Гости страны Фантазии | страница 36
А теперь о его черных замыслах относительно меня. Сначала он показал мне, что я нахожусь в полной его власти. Он отослал яхту на год, оставив на острове только двух своих темнокожих слуг, которые были ему глубоко преданны. Затем он подробно проанализировал свою теорию, сформулировал метод ее доказательства и в заключение ошеломил меня заявлением, что проверять ее он намерен на мне.
Я не раз рисковал жизнью, бывал в отчаянных переделках, но ведь это было совсем иное! Я не трус, но перспектива вновь и вновь переступать пределы смерти наполнила меня паническим ужасом. Я попросил отсрочки, и он дал ее мне, заметив, однако, что у меня есть только один выход — подчиниться. Бежать с острова я не мог, самоубийство меня не привлекало, хотя, возможно, оно все же было предпочтительнее того, что меня ожидало, — спасти меня могла только смерть моих тюремщиков. Но и тут я был бессилен. Отец принял все возможные меры предосторожности, и я день и ночь находился под присмотром одного из слуг.
Когда все просьбы оказались тщетными, я открыл ему, что я его сын. Это был мой последний козырь, и я возлагал на него все свои надежды. Но отец остался непоколебимым — это был не человек, а машина, неумолимо идущая к своей цели. Не могу понять, зачем он женился на моей матери, зачем захотел иметь ребенка: ведь он не был способен на человеческие чувства. Для него все исчерпывалось логикой; любовь, жалость, нежность, которые он замечал в других, были, на его взгляд, только слабостями и их следовало подавлять.
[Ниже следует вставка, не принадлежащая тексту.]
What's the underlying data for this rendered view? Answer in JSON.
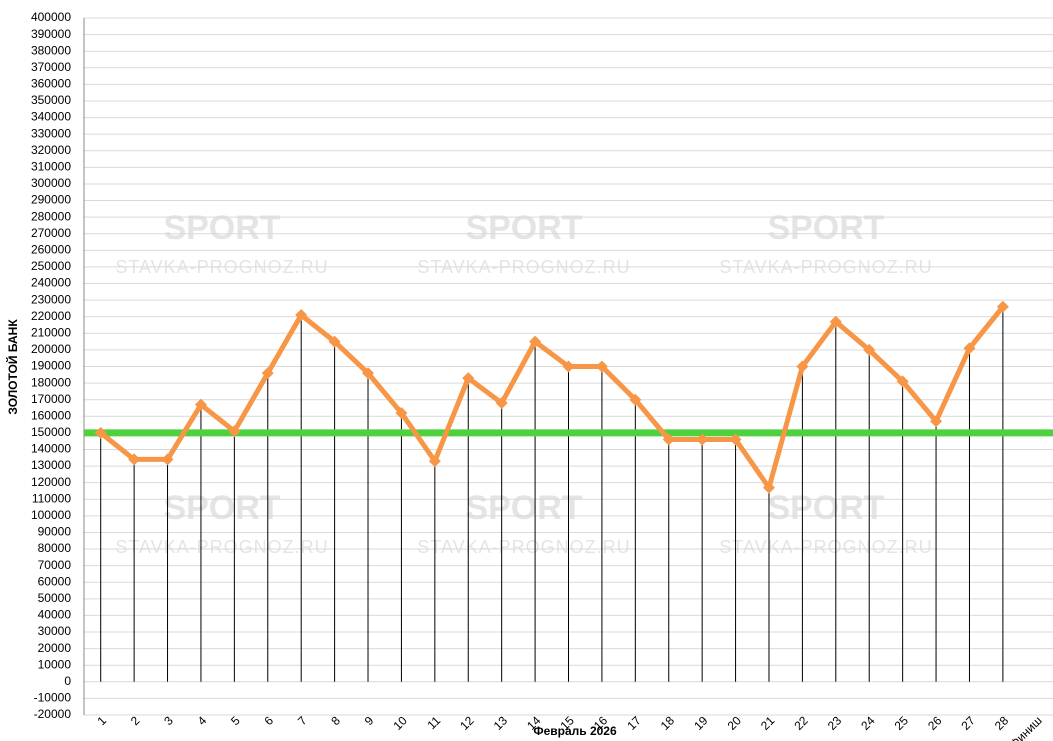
{
  "chart_data": {
    "type": "line",
    "x_label": "Февраль 2026",
    "y_label": "ЗОЛОТОЙ БАНК",
    "watermark": {
      "brand": "SPORT",
      "site": "STAVKA-PROGNOZ.RU"
    },
    "categories": [
      "1",
      "2",
      "3",
      "4",
      "5",
      "6",
      "7",
      "8",
      "9",
      "10",
      "11",
      "12",
      "13",
      "14",
      "15",
      "16",
      "17",
      "18",
      "19",
      "20",
      "21",
      "22",
      "23",
      "24",
      "25",
      "26",
      "27",
      "28",
      "Финиш"
    ],
    "series": [
      {
        "color": "#f79646",
        "values": [
          150000,
          134000,
          134000,
          167000,
          151000,
          186000,
          221000,
          205000,
          186000,
          162000,
          133000,
          183000,
          168000,
          205000,
          190000,
          190000,
          170000,
          146000,
          146000,
          146000,
          117000,
          190000,
          217000,
          200000,
          181000,
          157000,
          201000,
          226000,
          null
        ]
      }
    ],
    "reference_line": {
      "value": 150000,
      "color": "#4fd13d"
    },
    "drop_lines": true,
    "ylim": [
      -20000,
      400000
    ],
    "yticks": [
      -20000,
      -10000,
      0,
      10000,
      20000,
      30000,
      40000,
      50000,
      60000,
      70000,
      80000,
      90000,
      100000,
      110000,
      120000,
      130000,
      140000,
      150000,
      160000,
      170000,
      180000,
      190000,
      200000,
      210000,
      220000,
      230000,
      240000,
      250000,
      260000,
      270000,
      280000,
      290000,
      300000,
      310000,
      320000,
      330000,
      340000,
      350000,
      360000,
      370000,
      380000,
      390000,
      400000
    ],
    "grid": true
  }
}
Он ответил, что в свое время дал мне жизнь и, следовательно, имеет полное право взять ее назад. Впрочем, он не собирается этого делать — он просто будет брать ее взаймы и пунктуально возвращать в точно указанное время. Разумеется, возможны всякие непредвиденные случайности, но риск — удел всех людей, так почему же я должен быть исключением?
Он очень заботился о моем здоровье, поскольку оно было залогом удачного исхода эксперимента, а потому я должен был соблюдать особую диету и режим, точно атлет, готовящийся к решительному состязанию. Что я мог сделать? Раз уж это гибельное испытание было неизбежно, я предпочитал быть в наилучшей форме. Тем временем он позволил мне помогать в сборке аппарата и принимать участие в различных предварительных опытах. Нетрудно представить себе, какой жгучий интерес они у меня вызывали. Я уже почти не уступал ему в знании вопроса, и нередко, к моему удовольствию, он соглашался с поправками и изменениями, которые я предлагал. В этих случаях я с угрюмой улыбкой думал, что хлопочу на собственных похоронах.